Duke is, in a way, refreshingly honest, like that football player.
Sure, we used to talk about the value of a college education, about how these players represent something that is good about Duke, how they are part of the fabric of quality which is part of the university.
Now, it's, no, they are just hired help, entertaining the fans. We bid. Our competition bids and we buy the best we can get. Bread and circus. This is the circus.

In a way, this is all good. The whole lie that college was somehow materially valuable to students, whether they are elite athletes or, for that matter, for most of the students who will leave college for careers running HVAC businesses, landscaping companies, selling insurance or stocks is just that, a lie. College may expand minds, for those who do not spend it all on fraternity porches drinking themselves into oblivion, but expanded minds do not translate into dollars.  The fact is, for most people, all that is valuable to them is the certification process, which has devolved into a starkly commercial enterprise in the United States. Pay your money, take your exam, get your certificate, and you can move on.

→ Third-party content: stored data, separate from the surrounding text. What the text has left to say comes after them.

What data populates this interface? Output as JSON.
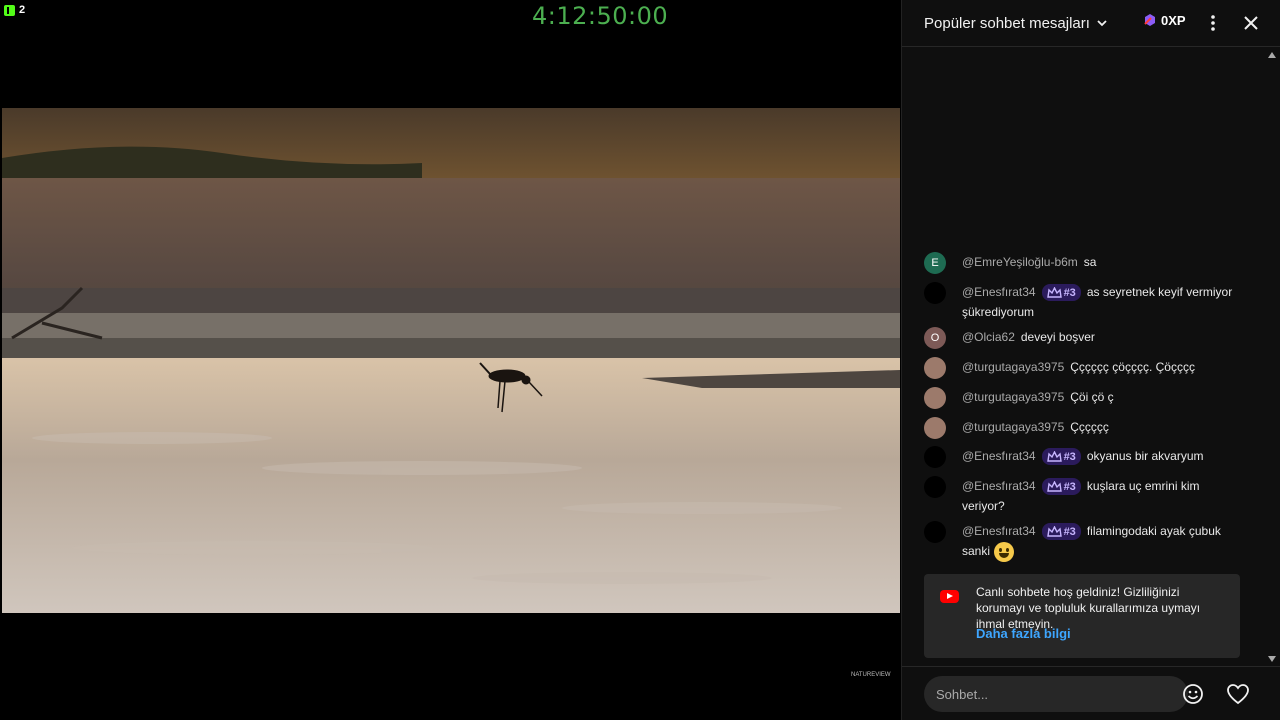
{
  "overlay": {
    "viewer_count": "2",
    "timer": "4:12:50:00",
    "watermark": "NATUREVIEW"
  },
  "chat": {
    "title": "Popüler sohbet mesajları",
    "xp_label": "0XP",
    "messages": [
      {
        "avatar_letter": "E",
        "avatar_color": "#1e6b52",
        "author": "@EmreYeşiloğlu-b6m",
        "badge": "",
        "text": "sa"
      },
      {
        "avatar_letter": "",
        "avatar_color": "#000000",
        "author": "@Enesfırat34",
        "badge": "#3",
        "text": "as seyretnek keyif vermiyor şükrediyorum"
      },
      {
        "avatar_letter": "O",
        "avatar_color": "#7d5a57",
        "author": "@Olcia62",
        "badge": "",
        "text": "deveyi boşver"
      },
      {
        "avatar_letter": "",
        "avatar_color": "#9c7a6b",
        "author": "@turgutagaya3975",
        "badge": "",
        "text": "Çççççç çöçççç. Çöçççç"
      },
      {
        "avatar_letter": "",
        "avatar_color": "#9c7a6b",
        "author": "@turgutagaya3975",
        "badge": "",
        "text": "Çöi çö ç"
      },
      {
        "avatar_letter": "",
        "avatar_color": "#9c7a6b",
        "author": "@turgutagaya3975",
        "badge": "",
        "text": "Çççççç"
      },
      {
        "avatar_letter": "",
        "avatar_color": "#000000",
        "author": "@Enesfırat34",
        "badge": "#3",
        "text": "okyanus bir akvaryum"
      },
      {
        "avatar_letter": "",
        "avatar_color": "#000000",
        "author": "@Enesfırat34",
        "badge": "#3",
        "text": "kuşlara uç emrini kim veriyor?"
      },
      {
        "avatar_letter": "",
        "avatar_color": "#000000",
        "author": "@Enesfırat34",
        "badge": "#3",
        "text": "filamingodaki ayak çubuk sanki"
      }
    ],
    "notice": {
      "text": "Canlı sohbete hoş geldiniz! Gizliliğinizi korumayı ve topluluk kurallarımıza uymayı ihmal etmeyin.",
      "link": "Daha fazla bilgi"
    },
    "input": {
      "placeholder": "Sohbet..."
    }
  }
}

The idea of "qualifications" whether it be for running a business or running for government office is a sham. You prove you are qualified by winning. 

Rules are made for breaking. Doing is the only important thing.

Think of Trump, who when it was suggested in a debate he had not paid income taxes replied, "Yeah.  If I had, they'd have just wasted the money."
The Reality: War is Hell

And his base lapped it up.

But there was some comfort in our illusions, sometimes. And even if we knew they were fantasies, they were warm dreams, or, as Hemingway said, "It's not true. But it was pretty to think it."